- Genre: drama
- Based on: After the Fall by Arthur Miller
- Screenplay by: Arthur Miller
- Directed by: Gilbert Cates
- Starring: Faye Dunaway; Christopher Plummer; Bibi Andersson; Murray Hamilton; Nancy Marchand; Brooke Shields;
- Country of origin: United States
- Original language: English

Production
- Producers: Gilbert Cates; Peter Dohanos;
- Running time: 128 minutes

Original release
- Network: NBC
- Release: October 12, 1974

= After the Fall (1974 film) =

1974 television film

After the Fall is a 1974 American television film directed by Gilbert Cates and starred Faye Dunaway, Christopher Plummer, Bibi Andersson, Murray Hamilton, Nancy Marchand and Brooke Shields. It is an adaptation of Arthur Miller's 1964 semi-autobiographical play based on his marriage to Marilyn Monroe. The production was broadcast on NBC on December 10, 1974.

==Production==
Rights to the play were bought by MGM, which failed to make a movie. In 1967, the rights were bought by Doctor Zhivago producer Carlo Ponti, who intended to produce a film directed by Fred Zinneman starring his wife, Sophia Loren as Maggie and Paul Newman as Quentin. When that project failed, Paramount Studios acquired the rights, but the project wasn't realized until NBC made it for TV in 1974.

According to the TV Guide 1974-75 Fall Preview edition, After the Fall was originally intended to be part of the 1973 TV season, and the December 1974 broadcast was a "year late".

Faye Dunaway played the supporting character of Nurse in the original 1964 Broadway production, and also was the understudy of Barbara Loden, who originated the part of Maggie. NBC censors insisted that she wear Band-Aids over her nipples when she appeared in a sheer dress.

In her autobiography Looking for Gatsby, Dunaway wrote:

The project had been in the works for years, and after going through a series of hands, it looked as if the only way it might get made was through a special on television. It was staged as a play, not adapted for film, which made it far less complicated and expensive to put on.

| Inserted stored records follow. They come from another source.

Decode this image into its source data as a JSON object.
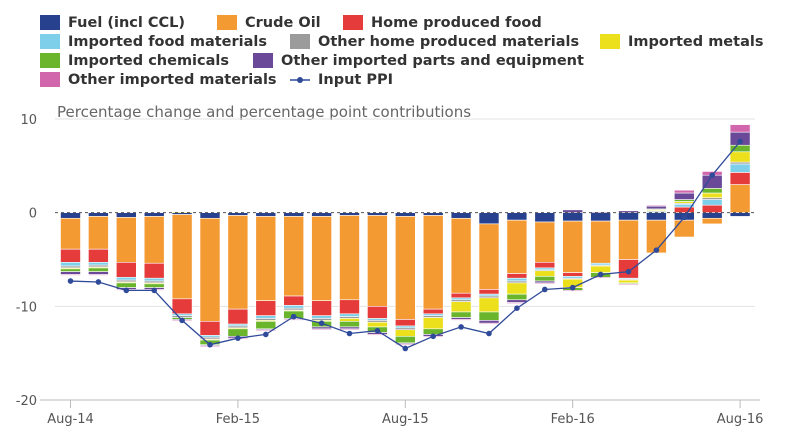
{
  "chart_data": {
    "type": "bar",
    "stacked": true,
    "subtitle": "Percentage change and percentage point contributions",
    "ylim": [
      -20,
      10
    ],
    "y_ticks": [
      "10",
      "0",
      "-10",
      "-20"
    ],
    "x_tick_labels": [
      "Aug-14",
      "Feb-15",
      "Aug-15",
      "Feb-16",
      "Aug-16"
    ],
    "legend_position": "top",
    "categories": [
      "Aug-14",
      "Sep-14",
      "Oct-14",
      "Nov-14",
      "Dec-14",
      "Jan-15",
      "Feb-15",
      "Mar-15",
      "Apr-15",
      "May-15",
      "Jun-15",
      "Jul-15",
      "Aug-15",
      "Sep-15",
      "Oct-15",
      "Nov-15",
      "Dec-15",
      "Jan-16",
      "Feb-16",
      "Mar-16",
      "Apr-16",
      "May-16",
      "Jun-16",
      "Jul-16",
      "Aug-16"
    ],
    "series": [
      {
        "name": "Fuel (incl CCL)",
        "color": "#27418f",
        "values": [
          -0.6,
          -0.4,
          -0.5,
          -0.4,
          -0.2,
          -0.6,
          -0.3,
          -0.4,
          -0.4,
          -0.4,
          -0.3,
          -0.3,
          -0.4,
          -0.3,
          -0.6,
          -1.2,
          -0.8,
          -1.0,
          -0.9,
          -0.9,
          -0.8,
          -0.8,
          -0.8,
          -0.6,
          -0.4
        ]
      },
      {
        "name": "Crude Oil",
        "color": "#f49a33",
        "values": [
          -3.3,
          -3.5,
          -4.8,
          -5.0,
          -9.0,
          -11.0,
          -10.0,
          -9.0,
          -8.5,
          -9.0,
          -9.0,
          -9.7,
          -11.0,
          -10.0,
          -8.0,
          -7.0,
          -5.7,
          -4.3,
          -5.5,
          -4.5,
          -4.2,
          -3.5,
          -1.8,
          -0.6,
          3.0
        ]
      },
      {
        "name": "Home produced food",
        "color": "#e63b3b",
        "values": [
          -1.4,
          -1.4,
          -1.6,
          -1.6,
          -1.6,
          -1.5,
          -1.6,
          -1.6,
          -1.0,
          -1.6,
          -1.5,
          -1.3,
          -0.7,
          -0.5,
          -0.5,
          -0.5,
          -0.5,
          -0.6,
          -0.4,
          0.0,
          -2.0,
          0.0,
          0.6,
          0.8,
          1.3
        ]
      },
      {
        "name": "Imported food materials",
        "color": "#7ecfea",
        "values": [
          -0.4,
          -0.3,
          -0.3,
          -0.3,
          -0.2,
          -0.2,
          -0.2,
          -0.3,
          -0.3,
          -0.3,
          -0.3,
          -0.2,
          -0.2,
          -0.2,
          -0.2,
          -0.2,
          -0.3,
          -0.2,
          -0.2,
          -0.2,
          -0.1,
          0.1,
          0.3,
          0.6,
          0.9
        ]
      },
      {
        "name": "Other home produced materials",
        "color": "#9b9b9b",
        "values": [
          -0.2,
          -0.2,
          -0.2,
          -0.2,
          -0.2,
          -0.2,
          -0.2,
          -0.2,
          -0.2,
          -0.2,
          -0.2,
          -0.2,
          -0.2,
          -0.2,
          -0.2,
          -0.2,
          -0.2,
          -0.1,
          -0.1,
          -0.1,
          -0.1,
          0.1,
          0.1,
          0.2,
          0.2
        ]
      },
      {
        "name": "Imported metals",
        "color": "#ece01d",
        "values": [
          -0.1,
          -0.1,
          -0.1,
          -0.1,
          0.1,
          -0.1,
          -0.1,
          -0.1,
          -0.1,
          -0.1,
          -0.3,
          -0.5,
          -0.7,
          -1.2,
          -1.1,
          -1.5,
          -1.2,
          -0.6,
          -0.9,
          -0.7,
          -0.3,
          0.1,
          0.2,
          0.5,
          1.1
        ]
      },
      {
        "name": "Imported chemicals",
        "color": "#6bb52c",
        "values": [
          -0.3,
          -0.4,
          -0.5,
          -0.4,
          -0.2,
          -0.5,
          -0.8,
          -0.8,
          -0.8,
          -0.6,
          -0.6,
          -0.6,
          -0.7,
          -0.6,
          -0.6,
          -0.9,
          -0.6,
          -0.5,
          -0.3,
          -0.5,
          -0.1,
          0.1,
          0.2,
          0.5,
          0.7
        ]
      },
      {
        "name": "Other imported parts and equipment",
        "color": "#6a4a98",
        "values": [
          -0.3,
          -0.3,
          -0.2,
          -0.2,
          -0.1,
          -0.1,
          -0.2,
          -0.1,
          -0.1,
          -0.2,
          -0.2,
          -0.2,
          -0.1,
          -0.2,
          -0.2,
          -0.3,
          -0.3,
          -0.2,
          0.3,
          0.1,
          0.2,
          0.3,
          0.7,
          1.4,
          1.4
        ]
      },
      {
        "name": "Other imported materials",
        "color": "#d266ad",
        "values": [
          -0.1,
          -0.1,
          -0.1,
          -0.1,
          -0.1,
          -0.1,
          -0.1,
          -0.1,
          -0.1,
          -0.1,
          -0.1,
          -0.1,
          -0.1,
          -0.1,
          -0.1,
          -0.1,
          -0.1,
          -0.1,
          -0.1,
          -0.1,
          -0.1,
          0.1,
          0.3,
          0.4,
          0.8
        ]
      }
    ],
    "line": {
      "name": "Input PPI",
      "color": "#2f4a99",
      "values": [
        -7.3,
        -7.4,
        -8.3,
        -8.3,
        -11.5,
        -14.1,
        -13.4,
        -13.0,
        -11.1,
        -11.8,
        -12.9,
        -12.6,
        -14.5,
        -13.2,
        -12.2,
        -12.9,
        -10.2,
        -8.2,
        -8.0,
        -6.6,
        -6.3,
        -4.0,
        -0.5,
        4.0,
        7.6
      ]
    }
  }
}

The TV production was shot at the Old Globe Theater.

==Cast==

| Actor | Role |
|---|---|
| Faye Dunaway | Maggie |
| Christopher Plummer | Quentin |
| Bibi Andersson | Holga |
| Murray Hamilton | Mickey |
| Nancy Marchand | Elaine Dodd |
| Brooke Shields | Quentin's daughter |
| Mariclare Costello | Louise |
| Dorothi Fox | Carrie |

==Reception==
In a New York Times review, John J. O'Connor noted that while Miller reworked aspects of After the Fall, "The play itself remains a distressing failure." He did praise the acting, saying the acting was "excellent." Of the two principals, he wrote, "Christopher Plummer provides a brilliantly modulated portrait of Quentin, and Faye Dunaway is superb as Maggie, distilling the essence of a Monroe type while avoiding cheap impersonation."